A predominance of stock footage was used in Sky Commando.

==Production==
Sky Commando was a typical Fred F. Sears actioner, combining an array of stock footage with live action. As one of the many features that Sears helmed in a very short period, the film was a "B" feature, although it did star Duryea, Gifford and future TV star Mike Connors. With principal photography done over an eight-day span, March 16–23, 1953, most of the production work that remained involved merging the stock combat footage of USAF and USAAF action. The preponderance of stock footage was not always carefully integrated; Consolidated B-24 Liberator, Boeing B-17 Flying Fortress, North American B-25 Mitchell, North American F-86 Sabre and Lockheed F-80 Shooting Star footage was, at times, jarringly spliced together, with a view of a bomber changing dramatically to a different aircraft. Most of the action in the cockpit between Conners and Duryea was filmed in a B-25 bomber cockpit.
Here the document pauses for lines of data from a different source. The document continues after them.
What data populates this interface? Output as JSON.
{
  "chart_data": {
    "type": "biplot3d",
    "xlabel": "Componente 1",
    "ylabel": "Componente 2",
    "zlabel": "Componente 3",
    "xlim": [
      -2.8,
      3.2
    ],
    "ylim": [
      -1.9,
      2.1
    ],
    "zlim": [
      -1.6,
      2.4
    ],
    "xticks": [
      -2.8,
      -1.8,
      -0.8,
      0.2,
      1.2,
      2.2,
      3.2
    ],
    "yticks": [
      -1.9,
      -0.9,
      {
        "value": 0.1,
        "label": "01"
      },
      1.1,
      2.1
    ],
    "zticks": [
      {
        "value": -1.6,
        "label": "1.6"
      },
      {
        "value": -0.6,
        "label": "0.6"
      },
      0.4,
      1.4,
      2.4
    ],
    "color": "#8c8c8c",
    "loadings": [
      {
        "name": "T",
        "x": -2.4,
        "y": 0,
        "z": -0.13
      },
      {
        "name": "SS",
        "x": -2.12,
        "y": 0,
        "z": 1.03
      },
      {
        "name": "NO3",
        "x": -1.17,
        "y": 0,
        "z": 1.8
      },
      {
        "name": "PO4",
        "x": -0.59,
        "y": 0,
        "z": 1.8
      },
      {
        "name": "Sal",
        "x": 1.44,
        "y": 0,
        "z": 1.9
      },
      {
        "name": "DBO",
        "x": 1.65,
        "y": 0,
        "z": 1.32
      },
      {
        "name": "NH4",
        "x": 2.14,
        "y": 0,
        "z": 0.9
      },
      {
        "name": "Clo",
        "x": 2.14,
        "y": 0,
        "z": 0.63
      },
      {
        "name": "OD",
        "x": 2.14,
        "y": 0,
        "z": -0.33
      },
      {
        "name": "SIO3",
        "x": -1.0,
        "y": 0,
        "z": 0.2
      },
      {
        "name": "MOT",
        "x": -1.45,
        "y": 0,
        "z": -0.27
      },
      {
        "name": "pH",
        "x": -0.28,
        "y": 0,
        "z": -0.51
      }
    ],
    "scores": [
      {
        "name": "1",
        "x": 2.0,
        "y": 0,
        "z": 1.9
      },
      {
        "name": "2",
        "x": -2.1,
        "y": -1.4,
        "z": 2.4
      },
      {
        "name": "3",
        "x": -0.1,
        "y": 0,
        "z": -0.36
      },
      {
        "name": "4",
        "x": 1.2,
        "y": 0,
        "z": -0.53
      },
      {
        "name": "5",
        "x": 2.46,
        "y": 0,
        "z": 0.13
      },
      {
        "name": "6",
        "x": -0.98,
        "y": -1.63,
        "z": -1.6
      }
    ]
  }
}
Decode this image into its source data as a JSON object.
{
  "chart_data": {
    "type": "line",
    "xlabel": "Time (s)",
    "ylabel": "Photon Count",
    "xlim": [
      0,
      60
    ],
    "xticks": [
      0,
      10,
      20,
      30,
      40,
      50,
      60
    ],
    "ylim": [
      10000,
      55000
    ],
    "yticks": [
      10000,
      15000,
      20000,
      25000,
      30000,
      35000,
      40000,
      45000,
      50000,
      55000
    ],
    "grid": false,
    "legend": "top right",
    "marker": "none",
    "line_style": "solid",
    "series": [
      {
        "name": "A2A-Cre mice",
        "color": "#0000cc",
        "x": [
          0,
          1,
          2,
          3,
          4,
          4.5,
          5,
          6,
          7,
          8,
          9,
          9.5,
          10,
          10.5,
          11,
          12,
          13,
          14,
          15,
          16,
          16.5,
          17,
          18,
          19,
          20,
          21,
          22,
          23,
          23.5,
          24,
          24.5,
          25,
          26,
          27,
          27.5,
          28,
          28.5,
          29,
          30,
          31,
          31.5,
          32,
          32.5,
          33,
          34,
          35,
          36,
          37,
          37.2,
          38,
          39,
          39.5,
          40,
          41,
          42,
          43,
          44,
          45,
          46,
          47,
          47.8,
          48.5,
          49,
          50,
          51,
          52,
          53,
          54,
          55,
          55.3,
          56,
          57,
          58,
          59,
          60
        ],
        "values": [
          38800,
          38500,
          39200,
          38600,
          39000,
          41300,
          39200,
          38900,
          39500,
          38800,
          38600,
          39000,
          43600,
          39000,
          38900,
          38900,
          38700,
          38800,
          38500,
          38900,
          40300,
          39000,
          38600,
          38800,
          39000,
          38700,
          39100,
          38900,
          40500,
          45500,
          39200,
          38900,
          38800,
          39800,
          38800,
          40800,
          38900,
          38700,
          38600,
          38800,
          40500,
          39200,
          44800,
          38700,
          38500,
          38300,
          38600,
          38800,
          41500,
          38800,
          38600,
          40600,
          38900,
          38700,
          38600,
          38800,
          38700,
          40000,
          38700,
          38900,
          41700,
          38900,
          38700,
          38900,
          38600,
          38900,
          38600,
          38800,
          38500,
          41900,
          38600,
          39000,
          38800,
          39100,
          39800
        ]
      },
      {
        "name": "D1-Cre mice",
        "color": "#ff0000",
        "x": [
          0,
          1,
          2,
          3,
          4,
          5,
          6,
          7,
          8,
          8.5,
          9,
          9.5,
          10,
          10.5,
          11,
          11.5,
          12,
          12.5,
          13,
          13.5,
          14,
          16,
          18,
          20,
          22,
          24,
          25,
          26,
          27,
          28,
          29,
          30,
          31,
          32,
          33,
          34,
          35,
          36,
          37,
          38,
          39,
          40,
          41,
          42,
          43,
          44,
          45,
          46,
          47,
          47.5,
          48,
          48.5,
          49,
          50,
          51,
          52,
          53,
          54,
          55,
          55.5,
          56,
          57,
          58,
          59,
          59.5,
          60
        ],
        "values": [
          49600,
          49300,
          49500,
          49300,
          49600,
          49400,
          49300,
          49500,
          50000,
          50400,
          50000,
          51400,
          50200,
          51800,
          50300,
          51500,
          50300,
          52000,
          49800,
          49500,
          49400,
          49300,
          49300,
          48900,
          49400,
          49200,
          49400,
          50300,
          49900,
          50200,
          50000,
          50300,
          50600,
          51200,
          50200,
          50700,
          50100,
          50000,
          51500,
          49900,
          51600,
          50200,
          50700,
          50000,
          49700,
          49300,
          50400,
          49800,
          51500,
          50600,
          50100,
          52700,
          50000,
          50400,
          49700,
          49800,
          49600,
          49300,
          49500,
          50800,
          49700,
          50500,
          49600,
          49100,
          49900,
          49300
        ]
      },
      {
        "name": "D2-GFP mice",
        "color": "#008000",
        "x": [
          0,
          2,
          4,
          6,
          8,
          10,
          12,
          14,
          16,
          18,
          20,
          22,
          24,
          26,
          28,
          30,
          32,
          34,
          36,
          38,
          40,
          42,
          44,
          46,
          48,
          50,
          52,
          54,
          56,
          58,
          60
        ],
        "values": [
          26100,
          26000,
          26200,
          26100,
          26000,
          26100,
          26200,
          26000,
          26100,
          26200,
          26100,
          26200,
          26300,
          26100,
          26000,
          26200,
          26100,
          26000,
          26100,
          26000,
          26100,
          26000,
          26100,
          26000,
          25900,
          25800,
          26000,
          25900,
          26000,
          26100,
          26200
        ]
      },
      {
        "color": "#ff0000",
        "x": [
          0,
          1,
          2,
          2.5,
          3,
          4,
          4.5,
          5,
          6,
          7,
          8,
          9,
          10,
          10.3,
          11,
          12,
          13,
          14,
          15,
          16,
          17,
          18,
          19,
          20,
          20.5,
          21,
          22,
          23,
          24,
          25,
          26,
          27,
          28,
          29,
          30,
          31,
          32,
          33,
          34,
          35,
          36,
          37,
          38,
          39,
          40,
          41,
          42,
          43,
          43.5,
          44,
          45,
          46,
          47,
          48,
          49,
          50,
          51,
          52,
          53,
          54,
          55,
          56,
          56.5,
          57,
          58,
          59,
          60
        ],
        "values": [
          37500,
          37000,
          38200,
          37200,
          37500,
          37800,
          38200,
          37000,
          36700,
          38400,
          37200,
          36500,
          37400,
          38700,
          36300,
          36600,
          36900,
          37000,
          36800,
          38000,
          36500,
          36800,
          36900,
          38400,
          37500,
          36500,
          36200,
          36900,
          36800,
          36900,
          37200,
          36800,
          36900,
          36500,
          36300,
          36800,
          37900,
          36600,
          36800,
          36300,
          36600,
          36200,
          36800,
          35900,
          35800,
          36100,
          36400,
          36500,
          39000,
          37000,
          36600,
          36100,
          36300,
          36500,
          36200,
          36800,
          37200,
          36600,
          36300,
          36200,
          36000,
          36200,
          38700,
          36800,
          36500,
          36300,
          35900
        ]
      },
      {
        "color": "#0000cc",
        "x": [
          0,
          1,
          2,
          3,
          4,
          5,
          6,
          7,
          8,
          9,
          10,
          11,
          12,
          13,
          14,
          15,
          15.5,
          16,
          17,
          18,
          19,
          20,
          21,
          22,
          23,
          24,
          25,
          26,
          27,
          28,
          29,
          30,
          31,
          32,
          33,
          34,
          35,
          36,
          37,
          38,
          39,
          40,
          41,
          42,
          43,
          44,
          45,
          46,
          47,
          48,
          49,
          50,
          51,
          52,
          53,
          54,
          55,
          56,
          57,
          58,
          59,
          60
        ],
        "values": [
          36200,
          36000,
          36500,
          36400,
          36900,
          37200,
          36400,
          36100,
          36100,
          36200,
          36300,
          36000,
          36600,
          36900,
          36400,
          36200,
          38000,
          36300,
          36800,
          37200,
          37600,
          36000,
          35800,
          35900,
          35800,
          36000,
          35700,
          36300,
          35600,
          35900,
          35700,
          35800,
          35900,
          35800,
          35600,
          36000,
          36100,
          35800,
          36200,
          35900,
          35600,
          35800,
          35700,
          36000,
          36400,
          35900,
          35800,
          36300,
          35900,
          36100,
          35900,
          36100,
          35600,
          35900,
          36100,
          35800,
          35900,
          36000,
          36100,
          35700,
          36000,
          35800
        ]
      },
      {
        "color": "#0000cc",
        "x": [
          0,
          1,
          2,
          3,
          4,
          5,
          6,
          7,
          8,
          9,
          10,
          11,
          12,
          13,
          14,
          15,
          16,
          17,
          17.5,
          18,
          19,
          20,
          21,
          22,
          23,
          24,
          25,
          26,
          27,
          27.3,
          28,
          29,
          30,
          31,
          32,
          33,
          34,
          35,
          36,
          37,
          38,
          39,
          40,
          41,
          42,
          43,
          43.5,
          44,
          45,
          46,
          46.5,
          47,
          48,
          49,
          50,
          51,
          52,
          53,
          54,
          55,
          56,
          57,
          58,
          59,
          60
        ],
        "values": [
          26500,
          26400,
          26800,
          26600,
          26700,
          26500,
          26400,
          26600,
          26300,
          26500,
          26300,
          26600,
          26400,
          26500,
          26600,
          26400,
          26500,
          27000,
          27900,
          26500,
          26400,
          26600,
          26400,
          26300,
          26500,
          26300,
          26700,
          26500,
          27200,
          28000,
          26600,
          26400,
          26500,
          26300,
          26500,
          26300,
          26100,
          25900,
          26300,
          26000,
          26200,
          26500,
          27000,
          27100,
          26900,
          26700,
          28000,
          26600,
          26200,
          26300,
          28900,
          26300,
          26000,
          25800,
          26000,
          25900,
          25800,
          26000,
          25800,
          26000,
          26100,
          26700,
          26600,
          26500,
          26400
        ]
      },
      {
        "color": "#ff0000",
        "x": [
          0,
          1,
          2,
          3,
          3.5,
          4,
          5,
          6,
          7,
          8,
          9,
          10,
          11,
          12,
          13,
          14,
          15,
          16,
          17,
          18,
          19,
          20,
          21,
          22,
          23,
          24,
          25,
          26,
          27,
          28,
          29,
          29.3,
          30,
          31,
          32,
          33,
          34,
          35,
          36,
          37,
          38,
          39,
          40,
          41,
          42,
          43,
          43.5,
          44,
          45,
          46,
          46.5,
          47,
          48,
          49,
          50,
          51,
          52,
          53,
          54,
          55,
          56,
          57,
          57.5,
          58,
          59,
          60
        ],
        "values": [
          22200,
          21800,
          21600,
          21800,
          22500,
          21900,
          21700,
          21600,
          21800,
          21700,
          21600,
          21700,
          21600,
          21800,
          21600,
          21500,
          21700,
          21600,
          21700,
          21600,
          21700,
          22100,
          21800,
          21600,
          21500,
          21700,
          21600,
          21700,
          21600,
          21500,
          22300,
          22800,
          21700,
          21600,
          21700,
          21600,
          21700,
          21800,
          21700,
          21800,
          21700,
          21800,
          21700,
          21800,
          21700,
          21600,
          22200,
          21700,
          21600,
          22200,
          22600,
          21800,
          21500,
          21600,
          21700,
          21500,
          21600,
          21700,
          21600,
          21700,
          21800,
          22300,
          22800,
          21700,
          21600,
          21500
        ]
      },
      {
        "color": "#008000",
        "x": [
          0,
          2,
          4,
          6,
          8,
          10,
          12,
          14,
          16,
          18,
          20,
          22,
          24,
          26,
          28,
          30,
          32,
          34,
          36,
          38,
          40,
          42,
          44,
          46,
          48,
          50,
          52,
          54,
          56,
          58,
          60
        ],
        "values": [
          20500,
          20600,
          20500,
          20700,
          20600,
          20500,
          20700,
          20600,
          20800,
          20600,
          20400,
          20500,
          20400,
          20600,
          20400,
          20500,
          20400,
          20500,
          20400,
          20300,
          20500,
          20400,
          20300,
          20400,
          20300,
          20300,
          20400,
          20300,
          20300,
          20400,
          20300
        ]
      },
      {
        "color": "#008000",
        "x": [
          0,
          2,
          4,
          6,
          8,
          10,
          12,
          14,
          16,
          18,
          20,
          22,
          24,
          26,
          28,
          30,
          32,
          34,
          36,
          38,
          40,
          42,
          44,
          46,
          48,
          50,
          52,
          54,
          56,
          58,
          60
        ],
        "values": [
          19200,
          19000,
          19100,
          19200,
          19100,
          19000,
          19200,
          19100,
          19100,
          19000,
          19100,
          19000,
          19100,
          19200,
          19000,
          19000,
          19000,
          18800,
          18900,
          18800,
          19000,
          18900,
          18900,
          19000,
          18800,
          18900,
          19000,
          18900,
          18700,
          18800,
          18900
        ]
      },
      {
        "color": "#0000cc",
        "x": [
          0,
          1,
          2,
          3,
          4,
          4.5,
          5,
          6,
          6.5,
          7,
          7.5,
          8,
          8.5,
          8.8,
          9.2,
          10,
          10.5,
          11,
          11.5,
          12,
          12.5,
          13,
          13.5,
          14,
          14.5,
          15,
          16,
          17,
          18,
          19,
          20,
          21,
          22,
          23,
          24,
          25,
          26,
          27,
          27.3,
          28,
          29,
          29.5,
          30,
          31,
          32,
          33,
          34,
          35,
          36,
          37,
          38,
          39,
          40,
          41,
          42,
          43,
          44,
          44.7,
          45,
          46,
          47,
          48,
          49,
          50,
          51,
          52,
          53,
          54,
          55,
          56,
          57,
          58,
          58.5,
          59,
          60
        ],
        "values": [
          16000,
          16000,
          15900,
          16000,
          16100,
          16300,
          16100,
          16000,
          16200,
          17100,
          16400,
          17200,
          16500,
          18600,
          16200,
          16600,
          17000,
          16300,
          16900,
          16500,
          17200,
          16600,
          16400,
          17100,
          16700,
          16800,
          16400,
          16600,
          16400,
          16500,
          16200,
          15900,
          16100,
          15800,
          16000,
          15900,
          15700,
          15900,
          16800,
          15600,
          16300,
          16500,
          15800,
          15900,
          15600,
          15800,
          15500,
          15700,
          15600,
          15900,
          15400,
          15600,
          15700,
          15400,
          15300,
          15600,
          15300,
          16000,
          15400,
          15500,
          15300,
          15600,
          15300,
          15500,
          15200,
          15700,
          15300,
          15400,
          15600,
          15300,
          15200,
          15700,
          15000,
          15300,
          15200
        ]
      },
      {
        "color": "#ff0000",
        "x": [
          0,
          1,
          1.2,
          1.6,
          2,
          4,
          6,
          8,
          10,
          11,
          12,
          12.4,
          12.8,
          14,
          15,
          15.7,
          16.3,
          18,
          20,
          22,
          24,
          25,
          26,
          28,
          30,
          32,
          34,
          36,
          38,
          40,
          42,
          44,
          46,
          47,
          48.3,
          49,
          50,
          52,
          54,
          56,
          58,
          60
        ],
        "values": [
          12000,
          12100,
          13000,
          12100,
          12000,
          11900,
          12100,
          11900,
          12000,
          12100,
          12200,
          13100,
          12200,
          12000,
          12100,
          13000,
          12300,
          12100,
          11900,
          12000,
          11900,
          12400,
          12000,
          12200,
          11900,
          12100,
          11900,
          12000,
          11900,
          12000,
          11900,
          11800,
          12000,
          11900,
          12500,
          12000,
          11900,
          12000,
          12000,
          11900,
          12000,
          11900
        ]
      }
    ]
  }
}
In an interview with Tom Weaver, Mike Connors recalled they were told that the last two days shooting of their six-day filming schedule was technically unsuitable. Connors and Duryea assumed they would make money with two more days shooting, but producer Sam Katzman informed the pair that he made their re shooting the film unnecessary by using more aircraft stock footage.

==Reception==
Like most of Fred F. Sears' work, with its poor production values and stagey plot, Sky Commando was not well received. Reviewer Hal Erickson, in a latter day critique, observed that the film was notable for presenting Duryea in a sympathetic role, and for the presence of former headliner Frances Gifford.